Poland tries to soft-sell its dissenters into cooperating
Vienna
The reshuffled, four-month-old Polish government is using a soft-sell approach to win public sympathy for its efforts to cope with the country's economic difficulties and social unease.
Poland's "winter of discontent" among consumers as well as intellectuals has stretched on into summer. And Prime Minister Edward Babiuch now seems determined to try to end it.
In this context, the mild punishment meted out to four young Poles charged with illegal publishing is not altogether surprising. Their arrest in March had caused a storm of protest among Polish and foreign writers, forcing their release prior to a June 12 court appearance on largely technical charges.
At the same time, Prime Minister Babiuch is taking a cautious approach to the ever-explosive issue of reducing the subsidies that have kept food prices low. He is even getting parliament into the act -- by allowing debate instead of expecting parliament merely to approve government pronouncements.
The 18-month suspended sentences given Miroslaw Chojecki, founder of an underground press, and an assistant seem an obvious conciliatory gesture to the intellectual community with which the Gierek regime has been at odds for the past four years. The two printers accused of selling them a mimeograph machine were given 12-month suspended sentences.
Neither the Polish state's monopoly of printing and publishing, nor its apparatus for censorship, will be changed. But the regime now may show more heed of the circumstances that have led to so much clandestine publishing activity.
Dissidents like Mr. Chojecki have filled notable gaps in the availability of literature to the public. In the past few years he has brought out 90 forbidden titles by Polish authors as well as by foreign writers such as George Orwell and Gunther Grass.
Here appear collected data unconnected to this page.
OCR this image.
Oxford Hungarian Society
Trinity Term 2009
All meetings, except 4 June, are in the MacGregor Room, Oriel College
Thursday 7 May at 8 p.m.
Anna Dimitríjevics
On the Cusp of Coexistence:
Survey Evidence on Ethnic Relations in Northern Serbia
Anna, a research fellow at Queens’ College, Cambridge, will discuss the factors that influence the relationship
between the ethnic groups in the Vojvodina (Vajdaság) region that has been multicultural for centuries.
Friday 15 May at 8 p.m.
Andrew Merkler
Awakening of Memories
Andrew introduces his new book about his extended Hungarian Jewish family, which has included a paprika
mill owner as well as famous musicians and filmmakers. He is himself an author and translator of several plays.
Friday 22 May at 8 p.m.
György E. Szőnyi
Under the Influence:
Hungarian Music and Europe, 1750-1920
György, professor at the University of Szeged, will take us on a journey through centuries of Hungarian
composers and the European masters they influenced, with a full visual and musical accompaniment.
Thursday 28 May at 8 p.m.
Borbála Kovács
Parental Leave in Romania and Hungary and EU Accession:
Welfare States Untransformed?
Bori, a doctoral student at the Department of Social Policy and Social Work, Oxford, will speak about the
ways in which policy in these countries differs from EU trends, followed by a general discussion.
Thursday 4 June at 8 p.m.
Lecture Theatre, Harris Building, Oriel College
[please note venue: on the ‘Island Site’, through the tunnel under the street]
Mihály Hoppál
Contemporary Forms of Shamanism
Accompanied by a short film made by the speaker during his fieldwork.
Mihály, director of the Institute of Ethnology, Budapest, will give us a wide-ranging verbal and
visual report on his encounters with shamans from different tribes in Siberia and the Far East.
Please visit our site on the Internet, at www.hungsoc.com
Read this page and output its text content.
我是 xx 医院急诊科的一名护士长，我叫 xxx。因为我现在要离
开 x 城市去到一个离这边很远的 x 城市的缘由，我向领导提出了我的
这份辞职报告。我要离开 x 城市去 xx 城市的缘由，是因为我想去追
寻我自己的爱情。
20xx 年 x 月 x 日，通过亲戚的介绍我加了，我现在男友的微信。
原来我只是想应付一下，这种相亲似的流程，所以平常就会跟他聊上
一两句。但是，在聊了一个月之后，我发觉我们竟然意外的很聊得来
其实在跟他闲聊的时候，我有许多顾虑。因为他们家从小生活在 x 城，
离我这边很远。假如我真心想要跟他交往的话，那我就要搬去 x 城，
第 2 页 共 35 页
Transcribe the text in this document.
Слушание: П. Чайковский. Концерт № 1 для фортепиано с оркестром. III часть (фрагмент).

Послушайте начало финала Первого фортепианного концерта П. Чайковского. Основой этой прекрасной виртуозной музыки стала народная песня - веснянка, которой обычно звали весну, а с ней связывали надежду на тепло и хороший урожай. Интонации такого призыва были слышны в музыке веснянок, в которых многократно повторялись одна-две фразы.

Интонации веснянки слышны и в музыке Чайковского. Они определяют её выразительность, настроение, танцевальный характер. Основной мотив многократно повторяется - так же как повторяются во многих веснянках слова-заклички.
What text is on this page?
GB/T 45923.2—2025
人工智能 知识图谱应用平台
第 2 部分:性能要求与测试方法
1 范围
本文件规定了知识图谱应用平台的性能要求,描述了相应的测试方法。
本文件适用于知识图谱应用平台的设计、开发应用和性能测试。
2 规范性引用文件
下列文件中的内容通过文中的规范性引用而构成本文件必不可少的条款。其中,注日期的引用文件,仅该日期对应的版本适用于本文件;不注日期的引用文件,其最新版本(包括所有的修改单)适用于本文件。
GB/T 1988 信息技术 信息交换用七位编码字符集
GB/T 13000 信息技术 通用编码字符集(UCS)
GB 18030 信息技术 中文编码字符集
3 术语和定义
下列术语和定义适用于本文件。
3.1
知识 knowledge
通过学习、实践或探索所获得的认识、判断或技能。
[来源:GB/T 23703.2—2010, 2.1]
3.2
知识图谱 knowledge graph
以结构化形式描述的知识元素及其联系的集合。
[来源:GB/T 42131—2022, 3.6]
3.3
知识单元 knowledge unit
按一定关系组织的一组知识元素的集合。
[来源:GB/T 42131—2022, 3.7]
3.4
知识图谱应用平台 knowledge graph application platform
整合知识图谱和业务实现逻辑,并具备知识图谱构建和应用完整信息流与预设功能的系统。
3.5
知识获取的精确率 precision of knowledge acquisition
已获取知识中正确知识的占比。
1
He did so, he said in court, to "preserve national culture and knowledge of history in a nation whom censorship deprives of perspective."
The outcome of this trial is not the only recent hint of a potentially more liberal turn in Polish politics.
Prime Minister Babiuch took over in February from a government bitterly identified with an unimaginative official response to acute consumer hardship. The former government was also associated in the minds of most Poles with the severely punitive reactions to the riots that broke out when steep hikes of food prices were proposed in 1976.
Only six years earlier, widespread rioting over a similar move swept the regime of Wladislaw Gomulka from office. His successor Edward Gierek survived by only a squeak in 1976; but his round of price hikes was canceled.
Now Mr. Gierek's new prime minister is tackling much the same problem.
Yearly, the Polish treasury pours out massive subsidies to keep food prices at the level of a decade or more ago. Poles have thus been accustome to cheap food. Amid all their other frustrations, they become almost paranoid about any move to raise prices, especially for meat.
A two-tier market system has only stoked public resentment. It provides more and better meat at much higher prices. But, as one newspaper recently noted, it is the higher income groups -- mostly confined to the ruling establishment -- that reap the benefits of 90 percent of the subsidies, not the poor they were intended to help. Most working housewives must stand in mile-long queues for inferior cuts that are often sold out by the time they reach the head of the line.
Now a panel of party and nonparty experts, which last year produced a telling analysis of Poland's economic and political needs, has brought out another report. The government promptly pigeonholed last year's report. But this new one may receive more attention.
Mr. Babiuch is trying hard to put across a common-sense view of the national need for saving, austerity, and "socially justified" prices based on costs.
While there is a momentary slowdown in the church-state peace process begun by Pope John Paul II's visit last summer, there nonetheless are signs that the regime may be realizing that more liberal attitudes are essential if it is to gain any credibility for its appeals for austerity and greater productivity.